Önceden defterlerin 3-4 yıl incelendiğine dikkati çeken Şimşek, şimdi bu süreyi kısalttıklarını belirtti. Eskiden Maliye Bakanlığının verdiği görüşün, birçok denetim birimi tarafından dikkate alınmadığını ve raporlar yazıldığını hatırlatan Şimşek, bu konuda da iyileştirme yaptıklarına değindi.
Eskiden devletin sanayiciden aldığı fazla parayı geri öderken faiz uygulamadığını aktaran Şimşek, şimdilerde ise fazla paranın faizini ödediklerini, vatandaş ile devleti eşit noktaya ulaştırdıklarını dile getirdi.
Şimşek, maliyede çok büyük değişim, dönüşüm, devrim yaşandığına dikkati çekerek, 2010 yılına kadar borcu olan sanayicinin yurt dışına çıkamadığını, şimdilerde ise bunun için sadece mahkeme kararı gerektiğini kaydetti.
Vergi dairesi başkanlarına, "Mükellefle diyalog kurmalıyız" önerisinde bulunan Şimşek, "Sadece denetim, tahsilat için gitmeyin. Yeni işletme açılınca gidin, çayını için. Sorun varsa yardımcı olalım, diyalog kuralım" dedi.
Kira beyannamesinde mükellef sayısının 492 binden 1,6 milyona çıktığını dile getiren Şimşek, bunun büyük kısmının son yıllarda olduğunu anlattı.

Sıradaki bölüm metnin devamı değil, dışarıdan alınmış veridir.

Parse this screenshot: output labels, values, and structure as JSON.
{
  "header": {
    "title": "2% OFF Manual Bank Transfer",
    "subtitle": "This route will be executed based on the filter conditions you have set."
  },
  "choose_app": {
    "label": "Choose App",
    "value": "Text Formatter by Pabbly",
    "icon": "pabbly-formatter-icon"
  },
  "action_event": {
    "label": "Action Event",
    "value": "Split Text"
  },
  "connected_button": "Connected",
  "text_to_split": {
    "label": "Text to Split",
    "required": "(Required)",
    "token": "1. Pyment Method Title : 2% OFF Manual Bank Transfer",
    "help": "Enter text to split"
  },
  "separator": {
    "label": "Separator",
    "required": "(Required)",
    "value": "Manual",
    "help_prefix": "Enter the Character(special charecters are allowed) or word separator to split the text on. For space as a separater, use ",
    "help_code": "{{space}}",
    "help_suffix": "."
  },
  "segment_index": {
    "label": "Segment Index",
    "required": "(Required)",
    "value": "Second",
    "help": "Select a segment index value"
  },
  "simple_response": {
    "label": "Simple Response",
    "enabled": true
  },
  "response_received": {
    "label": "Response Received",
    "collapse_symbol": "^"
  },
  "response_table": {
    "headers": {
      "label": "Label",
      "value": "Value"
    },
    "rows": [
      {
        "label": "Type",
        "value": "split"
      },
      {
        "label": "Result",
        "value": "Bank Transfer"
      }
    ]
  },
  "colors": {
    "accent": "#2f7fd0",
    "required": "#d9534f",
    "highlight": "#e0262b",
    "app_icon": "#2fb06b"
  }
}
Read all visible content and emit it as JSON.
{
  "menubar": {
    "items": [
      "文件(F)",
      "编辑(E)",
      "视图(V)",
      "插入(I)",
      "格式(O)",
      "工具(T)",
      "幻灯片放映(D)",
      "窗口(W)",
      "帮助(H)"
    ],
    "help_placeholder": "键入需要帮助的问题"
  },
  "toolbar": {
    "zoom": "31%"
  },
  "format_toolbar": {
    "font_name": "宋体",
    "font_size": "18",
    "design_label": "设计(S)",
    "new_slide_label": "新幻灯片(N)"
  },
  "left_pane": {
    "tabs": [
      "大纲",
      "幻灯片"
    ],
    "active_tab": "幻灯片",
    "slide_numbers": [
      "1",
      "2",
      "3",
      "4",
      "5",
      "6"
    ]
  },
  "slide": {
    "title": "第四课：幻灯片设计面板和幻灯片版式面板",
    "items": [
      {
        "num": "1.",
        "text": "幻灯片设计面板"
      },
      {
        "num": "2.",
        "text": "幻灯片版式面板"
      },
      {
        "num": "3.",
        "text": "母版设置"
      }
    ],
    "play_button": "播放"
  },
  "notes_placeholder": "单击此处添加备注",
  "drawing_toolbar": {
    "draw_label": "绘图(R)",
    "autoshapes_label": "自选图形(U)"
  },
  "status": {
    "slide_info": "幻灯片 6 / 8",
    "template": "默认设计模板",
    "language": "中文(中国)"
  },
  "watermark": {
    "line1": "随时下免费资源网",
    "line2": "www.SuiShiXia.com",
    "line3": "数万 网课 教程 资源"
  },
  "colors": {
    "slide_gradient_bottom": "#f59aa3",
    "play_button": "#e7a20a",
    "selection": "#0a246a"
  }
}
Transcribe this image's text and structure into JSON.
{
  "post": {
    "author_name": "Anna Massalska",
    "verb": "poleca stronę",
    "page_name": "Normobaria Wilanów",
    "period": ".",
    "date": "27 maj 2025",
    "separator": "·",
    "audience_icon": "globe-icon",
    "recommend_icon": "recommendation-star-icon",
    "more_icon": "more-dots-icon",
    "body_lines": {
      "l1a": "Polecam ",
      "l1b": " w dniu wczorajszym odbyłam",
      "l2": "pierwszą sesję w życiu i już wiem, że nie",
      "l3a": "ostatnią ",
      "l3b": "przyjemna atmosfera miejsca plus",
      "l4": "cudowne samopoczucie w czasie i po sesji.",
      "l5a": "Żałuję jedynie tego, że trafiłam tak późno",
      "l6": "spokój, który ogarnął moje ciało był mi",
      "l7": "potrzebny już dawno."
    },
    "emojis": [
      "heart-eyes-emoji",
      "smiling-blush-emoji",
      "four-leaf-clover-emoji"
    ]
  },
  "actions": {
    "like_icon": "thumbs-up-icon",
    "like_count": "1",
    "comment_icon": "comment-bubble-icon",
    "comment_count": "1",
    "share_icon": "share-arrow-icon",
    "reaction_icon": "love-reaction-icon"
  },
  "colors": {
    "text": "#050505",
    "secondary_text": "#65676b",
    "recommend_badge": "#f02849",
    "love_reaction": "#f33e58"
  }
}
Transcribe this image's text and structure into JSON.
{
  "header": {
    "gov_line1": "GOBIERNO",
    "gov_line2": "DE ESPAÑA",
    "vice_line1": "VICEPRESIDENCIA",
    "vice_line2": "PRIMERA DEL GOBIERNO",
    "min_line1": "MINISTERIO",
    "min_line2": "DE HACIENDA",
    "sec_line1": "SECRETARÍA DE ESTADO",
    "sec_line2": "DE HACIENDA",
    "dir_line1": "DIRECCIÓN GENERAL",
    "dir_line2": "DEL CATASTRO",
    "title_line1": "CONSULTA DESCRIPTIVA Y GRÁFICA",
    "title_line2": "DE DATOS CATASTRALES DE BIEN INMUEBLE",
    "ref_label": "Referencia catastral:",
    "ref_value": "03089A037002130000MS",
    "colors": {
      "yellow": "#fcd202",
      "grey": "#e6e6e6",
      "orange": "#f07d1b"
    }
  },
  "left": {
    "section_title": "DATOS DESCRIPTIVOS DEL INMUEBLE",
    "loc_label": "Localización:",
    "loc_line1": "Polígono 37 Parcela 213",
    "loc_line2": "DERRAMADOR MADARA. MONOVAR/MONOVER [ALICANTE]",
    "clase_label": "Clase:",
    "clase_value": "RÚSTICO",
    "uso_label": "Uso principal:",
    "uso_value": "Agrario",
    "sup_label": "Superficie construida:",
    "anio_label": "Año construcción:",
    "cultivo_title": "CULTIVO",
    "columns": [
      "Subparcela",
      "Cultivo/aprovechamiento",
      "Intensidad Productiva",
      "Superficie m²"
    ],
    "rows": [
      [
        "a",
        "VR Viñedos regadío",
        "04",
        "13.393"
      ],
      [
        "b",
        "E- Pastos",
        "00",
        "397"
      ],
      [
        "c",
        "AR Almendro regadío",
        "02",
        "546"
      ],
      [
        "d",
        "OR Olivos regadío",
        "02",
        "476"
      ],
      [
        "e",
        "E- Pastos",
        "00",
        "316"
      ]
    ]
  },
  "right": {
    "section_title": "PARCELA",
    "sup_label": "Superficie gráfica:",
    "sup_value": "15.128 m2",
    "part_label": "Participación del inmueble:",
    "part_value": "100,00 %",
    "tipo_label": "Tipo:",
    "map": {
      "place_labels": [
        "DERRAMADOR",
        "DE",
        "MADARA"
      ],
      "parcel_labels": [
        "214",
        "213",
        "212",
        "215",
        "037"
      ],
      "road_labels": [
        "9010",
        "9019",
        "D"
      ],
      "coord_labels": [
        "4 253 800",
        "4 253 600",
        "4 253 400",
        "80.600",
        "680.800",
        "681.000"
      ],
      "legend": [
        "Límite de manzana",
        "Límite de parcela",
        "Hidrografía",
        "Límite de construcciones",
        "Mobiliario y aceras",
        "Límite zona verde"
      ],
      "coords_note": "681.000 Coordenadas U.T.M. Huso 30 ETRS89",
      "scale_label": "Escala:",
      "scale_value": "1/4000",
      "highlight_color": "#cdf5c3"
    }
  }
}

Sanayicilerin, vergi verince kendileriyle gurur duymaları gerektiğini belirten Şimşek, şu değerlendirmelerde bulundu:
"Ülkenin dört bir yanında, her hizmette, yatırımda sizin katkınız var. O çözülen sorunlar, insanların hayatlarının kolaylaştırılmasında hayır duası varsa mutlaka onun adresi sizsiniz. Biz vesile oluyoruz, siz gerçek aktörsünüz. Siz üretiyor, vergi veriyorsunuz. Meclis'te tartışma yaşanıyor. Hakikaten çok güzel. Bu, demokrasinin geliştiğini gösteriyor. Vergi gelirlerinin yüzde 23'ünü eğitime harcayacağız. Bu bir rekordur. Neredeyse 4'te biri eğitime gidiyor. 5'te birinden fazlası sağlığa gidiyor, 76 milyonun sağlığına. Yine 5'te birine yakın kısmı Sosyal Güvenlik Kurumuna (SGK) gidiyor, emekliye maaş ödemesi yapılması için. SGK'nın geliri, giderini karşılamıyor. Sistem 1990'lı yıllarda çökertilmiş. SGK, 1990 yılına kadar fazla veriyordu. 1990'da, o dönemin popülizmi nedeniyle sistem bugün çökmüş durumda. Bütçeden yatırımların miktarı 45 milyar lira, bu yıl SGK'ya aktaracağım para 77 milyar lira."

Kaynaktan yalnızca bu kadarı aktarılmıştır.